Havia um provador dentro da loja. Jiang Se entrou para trocar de roupa e, quando saiu, He Miao, que estava abaixada mexendo no celular, levantou os olhos. Um lampejo de deslumbramento atravessou seu olhar.
— Uau, senhorita Jiang, a senhora fica linda de qipao!
Na primeira vez que vira Jiang Se, He Miao já havia ficado deslumbrada com seu rosto.
Dessa vez, porém, foi seu corpo que a deixou maravilhada.
Curvas harmoniosas, ossos e carne em proporções perfeitas, uma silhueta graciosa e delicada.
Era o corpo mais bonito e mais adequado para usar qipao que He Miao já vira.
Jiang Se agradeceu por educação e saiu do provador.
Zhang Yue acompanhou seu movimento com os olhos, percorrendo lentamente o qipao que ela vestia.
— Há algo que queira alterar? — perguntou.
— Não, ele serve perfeitamente.

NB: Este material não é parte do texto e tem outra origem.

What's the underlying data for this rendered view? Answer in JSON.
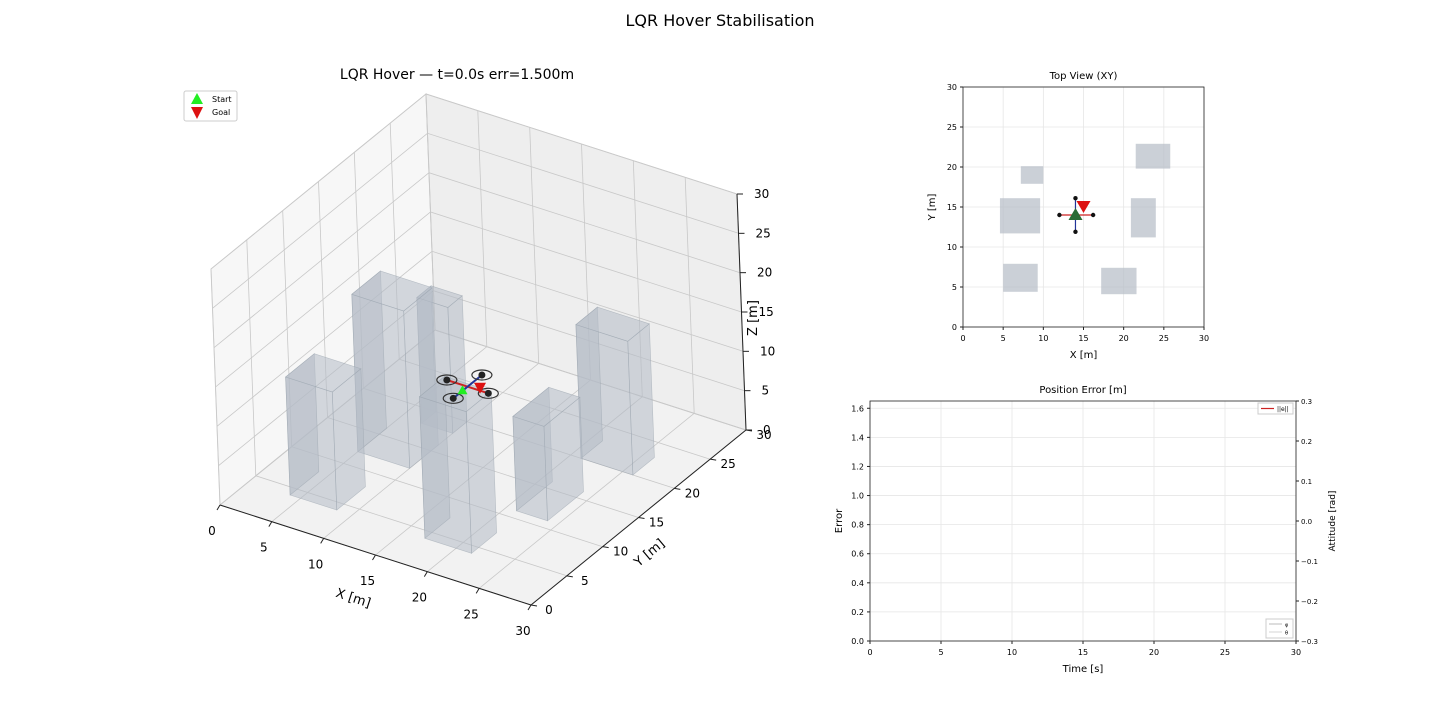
{
  "figure": {
    "suptitle": "LQR Hover Stabilisation"
  },
  "chart_data": [
    {
      "type": "scatter",
      "title": "LQR Hover — t=0.0s  err=1.500m",
      "xlabel": "X [m]",
      "ylabel": "Y [m]",
      "zlabel": "Z [m]",
      "xlim": [
        0,
        30
      ],
      "ylim": [
        0,
        30
      ],
      "zlim": [
        0,
        30
      ],
      "xticks": [
        "0",
        "5",
        "10",
        "15",
        "20",
        "25",
        "30"
      ],
      "yticks": [
        "0",
        "5",
        "10",
        "15",
        "20",
        "25",
        "30"
      ],
      "zticks": [
        "0",
        "5",
        "10",
        "15",
        "20",
        "25",
        "30"
      ],
      "grid": true,
      "legend": {
        "placement": "upper-left",
        "entries": [
          "Start",
          "Goal"
        ]
      },
      "legend_colors": [
        "#22ee22",
        "#dd1111"
      ],
      "start": [
        14,
        14,
        10
      ],
      "goal": [
        15,
        15,
        10
      ],
      "drone": {
        "center": [
          14.3,
          14.3,
          10.5
        ],
        "arm": 2
      },
      "obstacles": [
        {
          "x": [
            5,
            10
          ],
          "y": [
            12,
            16
          ],
          "z": [
            0,
            20
          ]
        },
        {
          "x": [
            4,
            8.5
          ],
          "y": [
            4,
            8
          ],
          "z": [
            0,
            15
          ]
        },
        {
          "x": [
            7,
            10
          ],
          "y": [
            18,
            20
          ],
          "z": [
            0,
            16
          ]
        },
        {
          "x": [
            17,
            21.5
          ],
          "y": [
            4,
            7.5
          ],
          "z": [
            0,
            18
          ]
        },
        {
          "x": [
            21,
            24
          ],
          "y": [
            11,
            16
          ],
          "z": [
            0,
            12
          ]
        },
        {
          "x": [
            21,
            26
          ],
          "y": [
            20,
            23
          ],
          "z": [
            0,
            17
          ]
        }
      ],
      "obstacle_color": "#b5bcc6"
    },
    {
      "type": "scatter",
      "title": "Top View (XY)",
      "xlabel": "X [m]",
      "ylabel": "Y [m]",
      "xlim": [
        0,
        30
      ],
      "ylim": [
        0,
        30
      ],
      "xticks": [
        "0",
        "5",
        "10",
        "15",
        "20",
        "25",
        "30"
      ],
      "yticks": [
        "0",
        "5",
        "10",
        "15",
        "20",
        "25",
        "30"
      ],
      "grid": true,
      "obstacles": [
        {
          "x": [
            4.6,
            9.6
          ],
          "y": [
            11.7,
            16.1
          ]
        },
        {
          "x": [
            5.0,
            9.3
          ],
          "y": [
            4.4,
            7.9
          ]
        },
        {
          "x": [
            7.2,
            10.0
          ],
          "y": [
            17.9,
            20.1
          ]
        },
        {
          "x": [
            17.2,
            21.6
          ],
          "y": [
            4.1,
            7.4
          ]
        },
        {
          "x": [
            20.9,
            24.0
          ],
          "y": [
            11.2,
            16.1
          ]
        },
        {
          "x": [
            21.5,
            25.8
          ],
          "y": [
            19.8,
            22.9
          ]
        }
      ],
      "start": [
        14,
        14
      ],
      "goal": [
        15,
        15
      ],
      "drone_arms": [
        [
          12,
          14
        ],
        [
          16.2,
          14
        ],
        [
          14,
          11.9
        ],
        [
          14,
          16.1
        ]
      ],
      "start_color": "#2a6b34",
      "goal_color": "#dd1111"
    },
    {
      "type": "line",
      "title": "Position Error [m]",
      "xlabel": "Time [s]",
      "ylabel": "Error",
      "y2label": "Attitude [rad]",
      "xlim": [
        0,
        30
      ],
      "ylim": [
        0,
        1.65
      ],
      "y2lim": [
        -0.3,
        0.3
      ],
      "xticks": [
        "0",
        "5",
        "10",
        "15",
        "20",
        "25",
        "30"
      ],
      "yticks": [
        "0.0",
        "0.2",
        "0.4",
        "0.6",
        "0.8",
        "1.0",
        "1.2",
        "1.4",
        "1.6"
      ],
      "y2ticks": [
        "−0.3",
        "−0.2",
        "−0.1",
        "0.0",
        "0.1",
        "0.2",
        "0.3"
      ],
      "grid": true,
      "series": [
        {
          "name": "||e||",
          "x": [],
          "y": [],
          "color": "#cc2222"
        },
        {
          "name": "φ",
          "x": [],
          "y": [],
          "color": "#aaaaaa"
        },
        {
          "name": "θ",
          "x": [],
          "y": [],
          "color": "#cccccc"
        }
      ],
      "legend": {
        "primary": "upper-right",
        "secondary": "lower-right"
      }
    }
  ]
}
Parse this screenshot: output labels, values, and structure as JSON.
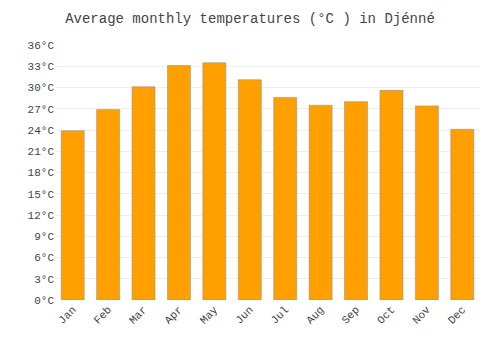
{
  "chart_data": {
    "type": "bar",
    "title": "Average monthly temperatures (°C ) in Djénné",
    "categories": [
      "Jan",
      "Feb",
      "Mar",
      "Apr",
      "May",
      "Jun",
      "Jul",
      "Aug",
      "Sep",
      "Oct",
      "Nov",
      "Dec"
    ],
    "values": [
      23.9,
      26.9,
      30.1,
      33.1,
      33.5,
      31.1,
      28.6,
      27.5,
      28.0,
      29.6,
      27.4,
      24.1
    ],
    "color": "#FFA000",
    "ylim": [
      0,
      36
    ],
    "yticks": [
      {
        "value": 0,
        "label": "0°C"
      },
      {
        "value": 3,
        "label": "3°C"
      },
      {
        "value": 6,
        "label": "6°C"
      },
      {
        "value": 9,
        "label": "9°C"
      },
      {
        "value": 12,
        "label": "12°C"
      },
      {
        "value": 15,
        "label": "15°C"
      },
      {
        "value": 18,
        "label": "18°C"
      },
      {
        "value": 21,
        "label": "21°C"
      },
      {
        "value": 24,
        "label": "24°C"
      },
      {
        "value": 27,
        "label": "27°C"
      },
      {
        "value": 30,
        "label": "30°C"
      },
      {
        "value": 33,
        "label": "33°C"
      },
      {
        "value": 36,
        "label": "36°C"
      }
    ],
    "grid": true
  }
}
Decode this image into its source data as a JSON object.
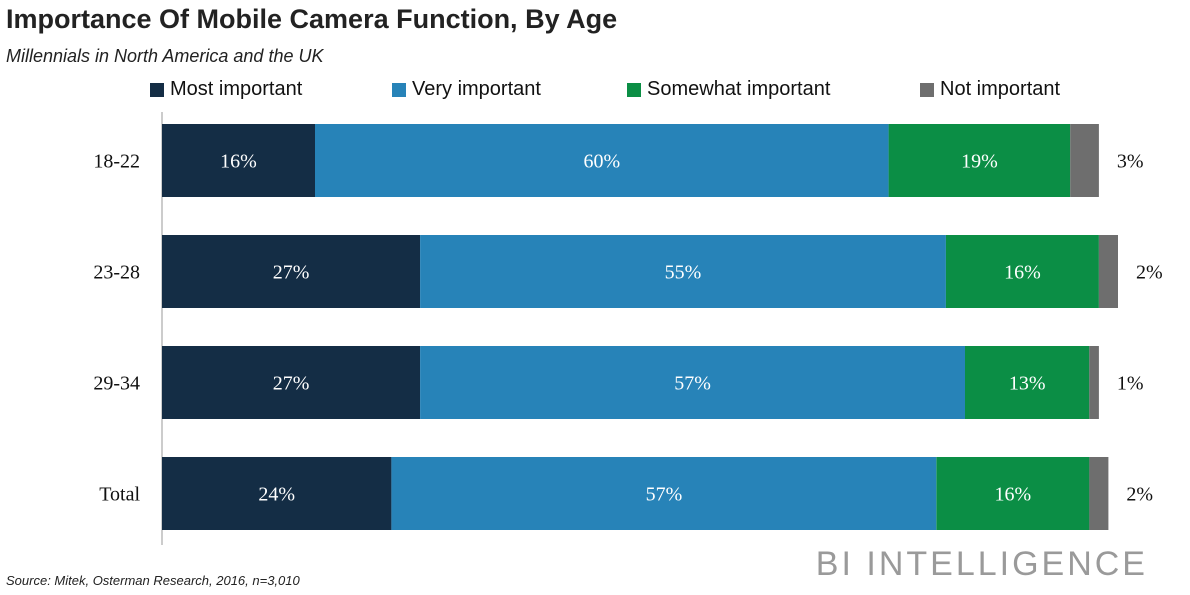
{
  "chart_data": {
    "type": "bar",
    "orientation": "horizontal",
    "stacked": true,
    "title": "Importance Of Mobile Camera Function, By Age",
    "subtitle": "Millennials in North America and the UK",
    "categories": [
      "18-22",
      "23-28",
      "29-34",
      "Total"
    ],
    "series": [
      {
        "name": "Most important",
        "color": "#142d45",
        "values": [
          16,
          27,
          27,
          24
        ],
        "labels": [
          "16%",
          "27%",
          "27%",
          "24%"
        ]
      },
      {
        "name": "Very important",
        "color": "#2783b8",
        "values": [
          60,
          55,
          57,
          57
        ],
        "labels": [
          "60%",
          "55%",
          "57%",
          "57%"
        ]
      },
      {
        "name": "Somewhat important",
        "color": "#0b8e45",
        "values": [
          19,
          16,
          13,
          16
        ],
        "labels": [
          "19%",
          "16%",
          "13%",
          "16%"
        ]
      },
      {
        "name": "Not important",
        "color": "#6e6e6e",
        "values": [
          3,
          2,
          1,
          2
        ],
        "labels": [
          "3%",
          "2%",
          "1%",
          "2%"
        ]
      }
    ],
    "xlim": [
      0,
      100
    ],
    "grid": false,
    "legend": "top"
  },
  "source": "Source: Mitek, Osterman Research, 2016, n=3,010",
  "brand": "BI INTELLIGENCE"
}
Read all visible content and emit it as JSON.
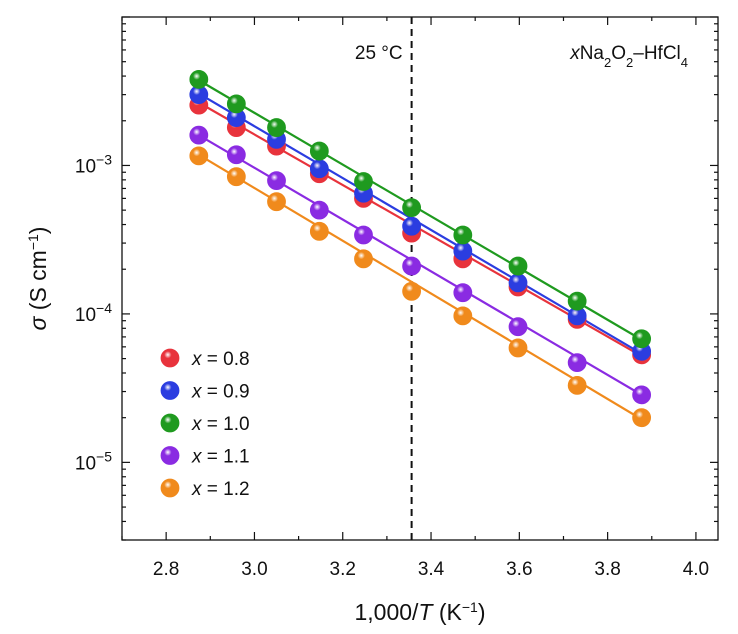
{
  "chart_data": {
    "type": "scatter",
    "title": "",
    "xlabel": {
      "prefix": "1,000/",
      "var": "T",
      "unit_open": " (K",
      "unit_sup": "−1",
      "unit_close": ")"
    },
    "ylabel": {
      "var": "σ",
      "unit_open": " (S cm",
      "unit_sup": "−1",
      "unit_close": ")"
    },
    "xlim": [
      2.7,
      4.05
    ],
    "ylim": [
      3e-06,
      0.01
    ],
    "yscale": "log",
    "xticks": [
      "2.8",
      "3.0",
      "3.2",
      "3.4",
      "3.6",
      "3.8",
      "4.0"
    ],
    "yticks": [
      {
        "value": 0.001,
        "base": "10",
        "exp": "−3"
      },
      {
        "value": 0.0001,
        "base": "10",
        "exp": "−4"
      },
      {
        "value": 1e-05,
        "base": "10",
        "exp": "−5"
      }
    ],
    "reference_line": {
      "x": 3.356,
      "label": "25 °C"
    },
    "annotation": {
      "parts": [
        "x",
        "Na",
        "2",
        "O",
        "2",
        "–HfCl",
        "4"
      ]
    },
    "legend_position": "bottom-left",
    "series": [
      {
        "name": "x = 0.8",
        "legend_var": "x",
        "legend_rest": " = 0.8",
        "color": "#e8333c",
        "x": [
          2.874,
          2.959,
          3.05,
          3.147,
          3.247,
          3.356,
          3.472,
          3.597,
          3.731,
          3.877
        ],
        "y": [
          0.00255,
          0.0018,
          0.00135,
          0.00088,
          0.0006,
          0.00035,
          0.000235,
          0.000152,
          9.2e-05,
          5.3e-05
        ],
        "fit": [
          0.00265,
          5.2e-05
        ]
      },
      {
        "name": "x = 0.9",
        "legend_var": "x",
        "legend_rest": " = 0.9",
        "color": "#2b3de0",
        "x": [
          2.874,
          2.959,
          3.05,
          3.147,
          3.247,
          3.356,
          3.472,
          3.597,
          3.731,
          3.877
        ],
        "y": [
          0.003,
          0.0021,
          0.0015,
          0.00095,
          0.00065,
          0.00039,
          0.000265,
          0.000162,
          9.7e-05,
          5.6e-05
        ],
        "fit": [
          0.00305,
          5.4e-05
        ]
      },
      {
        "name": "x = 1.0",
        "legend_var": "x",
        "legend_rest": " = 1.0",
        "color": "#1f9a1f",
        "x": [
          2.874,
          2.959,
          3.05,
          3.147,
          3.247,
          3.356,
          3.472,
          3.597,
          3.731,
          3.877
        ],
        "y": [
          0.0038,
          0.0026,
          0.0018,
          0.00125,
          0.00078,
          0.00052,
          0.00034,
          0.00021,
          0.000122,
          6.8e-05
        ],
        "fit": [
          0.00375,
          6.7e-05
        ]
      },
      {
        "name": "x = 1.1",
        "legend_var": "x",
        "legend_rest": " = 1.1",
        "color": "#8a2be2",
        "x": [
          2.874,
          2.959,
          3.05,
          3.147,
          3.247,
          3.356,
          3.472,
          3.597,
          3.731,
          3.877
        ],
        "y": [
          0.0016,
          0.00118,
          0.00079,
          0.0005,
          0.00034,
          0.00021,
          0.000139,
          8.2e-05,
          4.7e-05,
          2.85e-05
        ],
        "fit": [
          0.0016,
          2.85e-05
        ]
      },
      {
        "name": "x = 1.2",
        "legend_var": "x",
        "legend_rest": " = 1.2",
        "color": "#f08a1c",
        "x": [
          2.874,
          2.959,
          3.05,
          3.147,
          3.247,
          3.356,
          3.472,
          3.597,
          3.731,
          3.877
        ],
        "y": [
          0.00116,
          0.00084,
          0.00057,
          0.00036,
          0.000235,
          0.000142,
          9.7e-05,
          5.9e-05,
          3.3e-05,
          2e-05
        ],
        "fit": [
          0.00118,
          1.95e-05
        ]
      }
    ]
  }
}
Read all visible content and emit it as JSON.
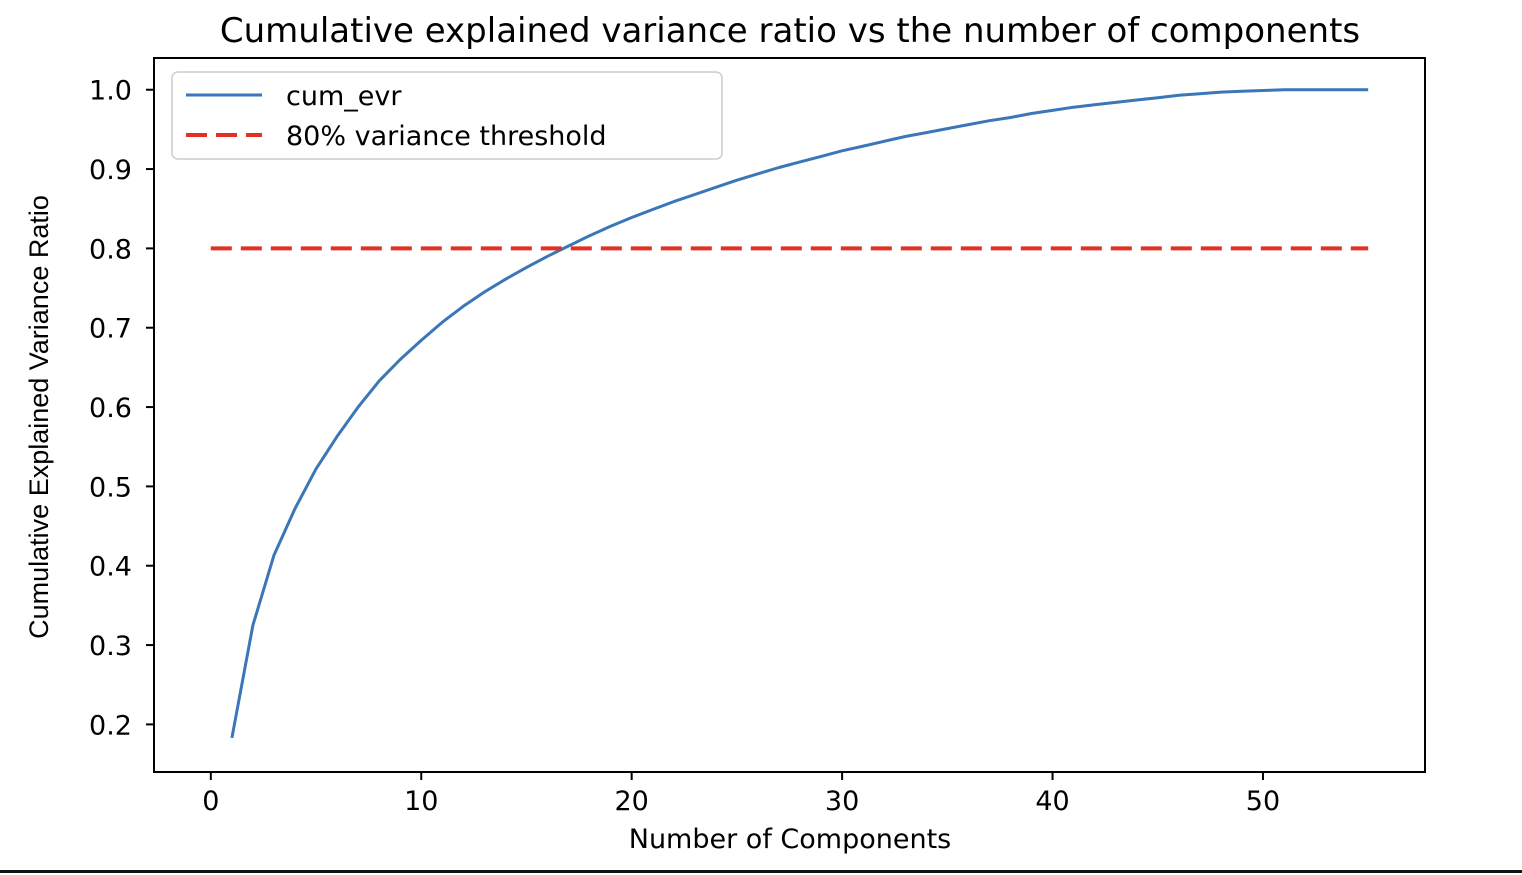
{
  "chart_data": {
    "type": "line",
    "title": "Cumulative explained variance ratio vs the number of components",
    "xlabel": "Number of Components",
    "ylabel": "Cumulative Explained Variance Ratio",
    "xlim": [
      -2.7,
      57.7
    ],
    "ylim": [
      0.14,
      1.04
    ],
    "xticks": [
      0,
      10,
      20,
      30,
      40,
      50
    ],
    "yticks": [
      0.2,
      0.3,
      0.4,
      0.5,
      0.6,
      0.7,
      0.8,
      0.9,
      1.0
    ],
    "ytick_labels": [
      "0.2",
      "0.3",
      "0.4",
      "0.5",
      "0.6",
      "0.7",
      "0.8",
      "0.9",
      "1.0"
    ],
    "grid": false,
    "legend": "upper-left",
    "series": [
      {
        "name": "cum_evr",
        "color": "#3a76b8",
        "style": "solid",
        "x": [
          1,
          2,
          3,
          4,
          5,
          6,
          7,
          8,
          9,
          10,
          11,
          12,
          13,
          14,
          15,
          16,
          17,
          18,
          19,
          20,
          21,
          22,
          23,
          24,
          25,
          26,
          27,
          28,
          29,
          30,
          31,
          32,
          33,
          34,
          35,
          36,
          37,
          38,
          39,
          40,
          41,
          42,
          43,
          44,
          45,
          46,
          47,
          48,
          49,
          50,
          51,
          52,
          53,
          54,
          55
        ],
        "y": [
          0.183,
          0.325,
          0.413,
          0.472,
          0.522,
          0.563,
          0.6,
          0.633,
          0.66,
          0.684,
          0.707,
          0.727,
          0.745,
          0.761,
          0.776,
          0.79,
          0.803,
          0.816,
          0.828,
          0.839,
          0.849,
          0.859,
          0.868,
          0.877,
          0.886,
          0.894,
          0.902,
          0.909,
          0.916,
          0.923,
          0.929,
          0.935,
          0.941,
          0.946,
          0.951,
          0.956,
          0.961,
          0.965,
          0.97,
          0.974,
          0.978,
          0.981,
          0.984,
          0.987,
          0.99,
          0.993,
          0.995,
          0.997,
          0.998,
          0.999,
          1.0,
          1.0,
          1.0,
          1.0,
          1.0
        ]
      },
      {
        "name": "80% variance threshold",
        "color": "#e23124",
        "style": "dashed",
        "x": [
          0,
          55
        ],
        "y": [
          0.8,
          0.8
        ]
      }
    ]
  }
}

Também gostaria de encomendar outro. Mas, quanto ao desenho floral do qipao... — Jiang Se sorriu ao olhar para Zhang Yue. — Quero algo único, criado especialmente para mim.
Zhang Yue assentiu. Contornou o balcão, tirou do gaveteiro um caderno de esboços e um lápis, e perguntou:
— A pequena Miao mencionou que a senhora tinha alguma ideia para o desenho. O que gostaria?
— Um pássaro. — Jiang Se foi até o outro lado do balcão, apoiou o cotovelo sobre ele e sorriu. — A pequena Miao disse que a senhora é especialmente talentosa em desenhos de flores e pássaros. Então quero um desenho que tenha um pássaro.
Os olhos de Zhang Yue, ligeiramente baixos, pareceram perder o foco por um instante.
— Que tipo de pássaro?
Observando a sombra que se formava sob seus cílios abaixados, Jiang Se pensou por alguns segundos e disse lentamente:
— Ele deve ter uma cauda longa, com uma pena voltada para cima e outra voltada para baixo.
Zhang Yue piscou. A ponta do lápis percorreu a folha branca com um ruído suave e, em pouco tempo, desenhou vários pássaros de cauda longa, cada um em uma postura diferente.